Sooo, theres this diode which has somehow oozed junk and I want to swap it but the number is worn off. The schematic says F-10 right under the labeling (D5). There really isnt anything else to go off of. What now?
 

HallMark

Joined Apr 3, 2011
89
Ive got a Ampeg V-4 guitar amp that the last owner rigged the crap out of so the list of parts to swap is growing. Right now Im just swapping things that are visually degraded (Exploded resistors, juicy caps, stuff that is either worn out or will wear out soon). Ill get deeper into it later.

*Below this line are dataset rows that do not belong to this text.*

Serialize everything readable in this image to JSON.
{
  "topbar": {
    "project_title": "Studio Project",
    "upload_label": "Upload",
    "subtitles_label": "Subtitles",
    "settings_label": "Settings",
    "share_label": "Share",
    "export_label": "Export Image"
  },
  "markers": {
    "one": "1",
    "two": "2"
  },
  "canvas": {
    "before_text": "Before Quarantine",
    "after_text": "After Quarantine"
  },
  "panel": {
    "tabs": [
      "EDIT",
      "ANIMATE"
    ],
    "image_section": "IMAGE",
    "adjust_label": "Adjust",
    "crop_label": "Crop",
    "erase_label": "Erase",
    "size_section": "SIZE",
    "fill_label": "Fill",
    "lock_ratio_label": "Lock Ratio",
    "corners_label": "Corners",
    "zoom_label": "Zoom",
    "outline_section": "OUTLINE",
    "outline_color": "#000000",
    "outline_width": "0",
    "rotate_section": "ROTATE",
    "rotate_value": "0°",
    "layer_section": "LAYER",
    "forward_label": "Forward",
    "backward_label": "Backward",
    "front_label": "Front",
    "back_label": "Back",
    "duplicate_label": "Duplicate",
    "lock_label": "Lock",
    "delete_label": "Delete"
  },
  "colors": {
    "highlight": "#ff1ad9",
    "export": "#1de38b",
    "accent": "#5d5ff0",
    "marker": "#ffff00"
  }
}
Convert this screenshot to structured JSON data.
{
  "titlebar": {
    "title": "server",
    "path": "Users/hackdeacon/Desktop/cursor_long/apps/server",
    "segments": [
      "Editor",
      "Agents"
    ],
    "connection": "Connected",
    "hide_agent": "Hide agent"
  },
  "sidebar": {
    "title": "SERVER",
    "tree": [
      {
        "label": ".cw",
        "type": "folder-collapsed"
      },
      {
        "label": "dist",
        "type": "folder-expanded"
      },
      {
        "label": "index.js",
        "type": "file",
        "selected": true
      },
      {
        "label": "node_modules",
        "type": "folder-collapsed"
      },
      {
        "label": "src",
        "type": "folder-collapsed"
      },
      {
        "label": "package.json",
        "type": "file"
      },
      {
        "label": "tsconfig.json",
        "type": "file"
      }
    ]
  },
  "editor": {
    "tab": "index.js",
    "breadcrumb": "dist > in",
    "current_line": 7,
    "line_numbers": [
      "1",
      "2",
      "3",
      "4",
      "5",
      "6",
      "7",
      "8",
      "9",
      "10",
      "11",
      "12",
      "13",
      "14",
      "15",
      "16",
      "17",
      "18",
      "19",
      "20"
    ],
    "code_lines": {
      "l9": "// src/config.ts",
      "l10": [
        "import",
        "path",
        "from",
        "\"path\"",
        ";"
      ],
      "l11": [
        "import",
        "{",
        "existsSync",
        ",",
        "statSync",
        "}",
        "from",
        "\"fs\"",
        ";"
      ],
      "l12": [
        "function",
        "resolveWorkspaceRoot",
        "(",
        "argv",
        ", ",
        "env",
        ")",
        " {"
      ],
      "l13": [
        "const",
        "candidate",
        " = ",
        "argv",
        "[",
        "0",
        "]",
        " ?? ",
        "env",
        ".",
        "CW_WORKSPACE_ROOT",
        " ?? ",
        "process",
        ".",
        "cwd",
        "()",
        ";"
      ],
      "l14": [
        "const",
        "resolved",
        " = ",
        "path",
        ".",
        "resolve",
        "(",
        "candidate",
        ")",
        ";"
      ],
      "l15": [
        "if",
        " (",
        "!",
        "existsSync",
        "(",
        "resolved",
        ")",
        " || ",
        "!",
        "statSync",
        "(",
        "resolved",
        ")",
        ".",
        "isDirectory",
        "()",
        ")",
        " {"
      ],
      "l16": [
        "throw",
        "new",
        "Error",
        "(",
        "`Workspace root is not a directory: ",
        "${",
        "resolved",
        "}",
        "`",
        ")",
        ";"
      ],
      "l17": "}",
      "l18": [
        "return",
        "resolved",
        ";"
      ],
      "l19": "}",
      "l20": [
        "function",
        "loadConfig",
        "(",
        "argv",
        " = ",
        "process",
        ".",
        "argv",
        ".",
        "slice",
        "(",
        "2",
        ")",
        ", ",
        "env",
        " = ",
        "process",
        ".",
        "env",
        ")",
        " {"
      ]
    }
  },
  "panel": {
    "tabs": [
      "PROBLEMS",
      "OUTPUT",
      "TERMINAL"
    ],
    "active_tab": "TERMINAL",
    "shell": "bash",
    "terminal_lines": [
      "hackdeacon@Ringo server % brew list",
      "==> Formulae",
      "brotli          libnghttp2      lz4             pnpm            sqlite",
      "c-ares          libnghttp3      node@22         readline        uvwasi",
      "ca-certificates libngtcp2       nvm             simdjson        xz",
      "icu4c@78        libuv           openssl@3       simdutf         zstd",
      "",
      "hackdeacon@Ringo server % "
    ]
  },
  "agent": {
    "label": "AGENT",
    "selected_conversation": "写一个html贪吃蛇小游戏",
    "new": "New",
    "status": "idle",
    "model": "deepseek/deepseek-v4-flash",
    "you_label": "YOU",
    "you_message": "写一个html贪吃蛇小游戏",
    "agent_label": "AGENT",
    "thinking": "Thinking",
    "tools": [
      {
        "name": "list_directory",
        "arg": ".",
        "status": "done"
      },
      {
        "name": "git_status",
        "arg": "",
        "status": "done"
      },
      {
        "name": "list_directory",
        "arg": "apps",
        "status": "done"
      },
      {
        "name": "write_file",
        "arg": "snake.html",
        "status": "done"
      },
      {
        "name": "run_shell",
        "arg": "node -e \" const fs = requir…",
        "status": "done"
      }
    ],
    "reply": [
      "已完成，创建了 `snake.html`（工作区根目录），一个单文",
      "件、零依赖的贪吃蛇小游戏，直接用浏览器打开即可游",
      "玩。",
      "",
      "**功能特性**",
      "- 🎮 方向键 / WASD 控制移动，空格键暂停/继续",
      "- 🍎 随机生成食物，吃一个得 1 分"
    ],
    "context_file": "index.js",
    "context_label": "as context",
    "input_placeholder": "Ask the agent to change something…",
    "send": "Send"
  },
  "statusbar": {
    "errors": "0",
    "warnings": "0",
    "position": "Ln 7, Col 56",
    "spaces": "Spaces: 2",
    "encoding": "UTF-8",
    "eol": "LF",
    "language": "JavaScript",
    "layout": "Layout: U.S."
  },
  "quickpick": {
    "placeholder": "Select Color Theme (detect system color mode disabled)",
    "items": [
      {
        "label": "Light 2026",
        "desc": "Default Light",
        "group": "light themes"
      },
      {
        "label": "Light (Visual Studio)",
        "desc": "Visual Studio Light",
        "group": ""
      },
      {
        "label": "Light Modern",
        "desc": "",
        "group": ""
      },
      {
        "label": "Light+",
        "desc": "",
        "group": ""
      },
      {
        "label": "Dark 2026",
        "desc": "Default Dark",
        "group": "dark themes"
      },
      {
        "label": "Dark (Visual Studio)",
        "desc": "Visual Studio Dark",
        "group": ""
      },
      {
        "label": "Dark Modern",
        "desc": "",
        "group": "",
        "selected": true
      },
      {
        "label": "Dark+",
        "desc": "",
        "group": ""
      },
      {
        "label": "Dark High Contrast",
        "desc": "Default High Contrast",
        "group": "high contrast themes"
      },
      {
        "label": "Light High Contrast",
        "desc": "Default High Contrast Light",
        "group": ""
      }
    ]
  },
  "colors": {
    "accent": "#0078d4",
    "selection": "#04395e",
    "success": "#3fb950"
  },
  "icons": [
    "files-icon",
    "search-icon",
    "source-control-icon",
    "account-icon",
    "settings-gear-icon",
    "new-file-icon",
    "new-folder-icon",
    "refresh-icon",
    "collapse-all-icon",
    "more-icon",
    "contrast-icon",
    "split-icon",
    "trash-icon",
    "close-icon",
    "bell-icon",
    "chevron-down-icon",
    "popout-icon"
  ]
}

Sooo, theres this diode which has somehow oozed junk and I want to swap it but the number is worn off. The schematic says F-10 right under the labeling (D5). There really isnt anything else to go off of. What now?
As the number is erased it may be diode to drop 0.3 or 0.7 Volt or it may be Schottkey diode too. :(
 

Thread Starter

W123

Joined Apr 27, 2011
4
I do have the schematic. Ampeg was nice enough to glue one on the inside when it was made. All it says is F-10 by the diode. Bah. I havent actually pulled it off the board yet. The front is worn off, maybe the back side of it has enough left to tell. If its got pieces of numbers that match the ones around it then Ill just use those and pray. Its kinda a oneshot on the schematic so there arent any identical sections to say "Hey theyre doing the same thing here, its probably the same one!"

Thanks.
 

marshallf3

Joined Jul 26, 2010
2,358
I still think sending them an e-mail is the best procedure. If it turns out to be a zener or something in the bias circuitry of the amp you could blow the whole thing up just guessing on the diode.